Under the Copyright Act, it is likely that the prompts used to generate high-quality output can be protected as copyrighted works unless they are mere ideas since the copyright protects expressions not idea. On the other hand, even if the prompt can be protected by the copyright, it is likely that the work generated by/with OpenAI is not a derivative work of the prompts if creativity in the prompts is difficult to find in the generated work.

Although there are no cross-sectional laws and regulations regarding AI, in-house attorneys should be aware of the legal issues raised in Sections 12 and 16 when utilising AI. There is a specific need to confirm whether there are any problems in the utilisation of AI in terms of laws related to intellectual property, such as the Patent Act, Copyright Act, and the Unfair Competition Prevention Act, as well as the Act on the Protection of Personal Information.

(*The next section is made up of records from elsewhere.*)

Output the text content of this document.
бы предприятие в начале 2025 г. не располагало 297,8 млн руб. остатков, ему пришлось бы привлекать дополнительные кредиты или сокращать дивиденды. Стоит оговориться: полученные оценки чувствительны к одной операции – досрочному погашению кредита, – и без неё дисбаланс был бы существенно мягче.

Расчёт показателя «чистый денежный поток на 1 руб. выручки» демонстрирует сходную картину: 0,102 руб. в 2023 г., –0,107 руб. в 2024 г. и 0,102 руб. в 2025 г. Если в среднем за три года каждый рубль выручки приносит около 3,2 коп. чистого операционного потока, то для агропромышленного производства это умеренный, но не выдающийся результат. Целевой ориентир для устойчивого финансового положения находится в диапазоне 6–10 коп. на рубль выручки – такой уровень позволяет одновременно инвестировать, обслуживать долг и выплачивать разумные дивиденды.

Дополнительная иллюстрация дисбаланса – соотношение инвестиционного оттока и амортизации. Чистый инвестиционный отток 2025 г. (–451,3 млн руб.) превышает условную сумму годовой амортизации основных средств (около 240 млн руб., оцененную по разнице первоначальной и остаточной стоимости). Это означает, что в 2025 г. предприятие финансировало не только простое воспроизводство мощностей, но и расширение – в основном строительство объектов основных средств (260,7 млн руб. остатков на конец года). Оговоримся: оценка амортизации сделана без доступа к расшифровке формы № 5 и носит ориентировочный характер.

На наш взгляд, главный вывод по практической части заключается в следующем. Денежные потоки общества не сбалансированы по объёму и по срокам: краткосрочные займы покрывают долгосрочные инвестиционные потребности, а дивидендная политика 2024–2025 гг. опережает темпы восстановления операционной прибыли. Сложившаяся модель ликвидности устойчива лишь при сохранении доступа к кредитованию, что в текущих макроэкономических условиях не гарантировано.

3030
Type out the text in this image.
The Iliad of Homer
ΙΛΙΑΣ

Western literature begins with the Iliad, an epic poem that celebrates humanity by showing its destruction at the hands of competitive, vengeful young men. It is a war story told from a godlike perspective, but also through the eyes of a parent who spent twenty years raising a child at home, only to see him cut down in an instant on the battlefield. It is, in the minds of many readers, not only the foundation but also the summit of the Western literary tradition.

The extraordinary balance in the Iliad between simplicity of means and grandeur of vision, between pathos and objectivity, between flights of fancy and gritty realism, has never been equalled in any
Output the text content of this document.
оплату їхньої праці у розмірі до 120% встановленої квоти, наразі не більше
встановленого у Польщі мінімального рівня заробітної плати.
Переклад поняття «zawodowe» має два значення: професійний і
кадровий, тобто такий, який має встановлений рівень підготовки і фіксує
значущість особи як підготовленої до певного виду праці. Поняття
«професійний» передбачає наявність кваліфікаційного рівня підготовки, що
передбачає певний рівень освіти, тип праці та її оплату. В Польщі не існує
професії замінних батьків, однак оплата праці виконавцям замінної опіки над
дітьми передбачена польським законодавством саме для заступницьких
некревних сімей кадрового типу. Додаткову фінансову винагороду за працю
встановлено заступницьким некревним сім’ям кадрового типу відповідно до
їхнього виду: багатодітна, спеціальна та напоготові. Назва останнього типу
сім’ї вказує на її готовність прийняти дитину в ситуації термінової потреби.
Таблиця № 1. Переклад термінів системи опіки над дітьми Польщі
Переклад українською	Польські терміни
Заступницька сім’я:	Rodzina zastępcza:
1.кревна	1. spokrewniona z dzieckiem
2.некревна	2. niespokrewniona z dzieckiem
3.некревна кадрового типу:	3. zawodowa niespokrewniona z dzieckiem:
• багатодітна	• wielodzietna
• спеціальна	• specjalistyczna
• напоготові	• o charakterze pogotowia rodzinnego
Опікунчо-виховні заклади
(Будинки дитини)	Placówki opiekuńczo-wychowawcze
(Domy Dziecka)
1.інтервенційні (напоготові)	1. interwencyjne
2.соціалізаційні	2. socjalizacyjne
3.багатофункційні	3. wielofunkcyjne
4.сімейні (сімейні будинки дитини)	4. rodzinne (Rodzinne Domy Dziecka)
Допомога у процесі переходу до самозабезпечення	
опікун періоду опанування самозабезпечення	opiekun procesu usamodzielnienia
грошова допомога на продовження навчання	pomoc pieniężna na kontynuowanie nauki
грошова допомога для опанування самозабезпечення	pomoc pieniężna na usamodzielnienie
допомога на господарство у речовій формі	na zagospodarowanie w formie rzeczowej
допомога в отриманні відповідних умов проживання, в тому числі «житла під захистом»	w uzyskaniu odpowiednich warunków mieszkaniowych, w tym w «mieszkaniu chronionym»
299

In addition, the AI Utilisation Guidelines formulated by MIC in 2019 outline the following ten principles to note when utilising AI in light of its special characteristics, which should be taken into account by in-house attorneys of companies actively utilising AI:

• proper utilisation;
• data quality;
• collaboration;
• safety;
• security;
• privacy;
• human dignity and individual autonomy;
• fairness;
• transparency; and
• accountability.

In Japan, there are no cross-sectoral laws and regulations applicable to AI, only regulations in individual areas of law. However, given that the use of AI often involves the use of personal information, compliance with the APPI is essential. In particular, the APPI is only a minimum set of required rules. Therefore, a more cautious approach is needed for the use of advanced technologies such as AI, depending on the purpose of the use and the type of personal information involved.

In addition to legal liability, there is also reputational risk if the use of AI results in discriminatory or unfair treatment.

Ultimately, it is for businesses to decide how to use AI in light of these considerations, which falls within the remit of the directors. However, since these decisions involve expert judgement, an increasing number of companies are turning to external expert panels or advisory boards on AI.

One AI governance guideline that is expected to be used as a reference for such business judgement is the Governance Guidelines for Implementation of AI Principles Version 1.1. Although the guidelines are not legally binding, in order to implement the Social Principles of Human-centric AI, they set forth six action goals for AI providers:

• conditions and risks analysis;
• goal-setting;
• system design (building an AI management system);
• implementation;
• evaluation; and
• re-analysis of conditions and risks, along with practical examples.

The Guidelines also emphasise transparency and accountability. It is advisable to regard the information mentioned above as non-financial information in corporate governance codes, and to consider actively disclosing it. However, not many companies are actively disclosing such information at this time.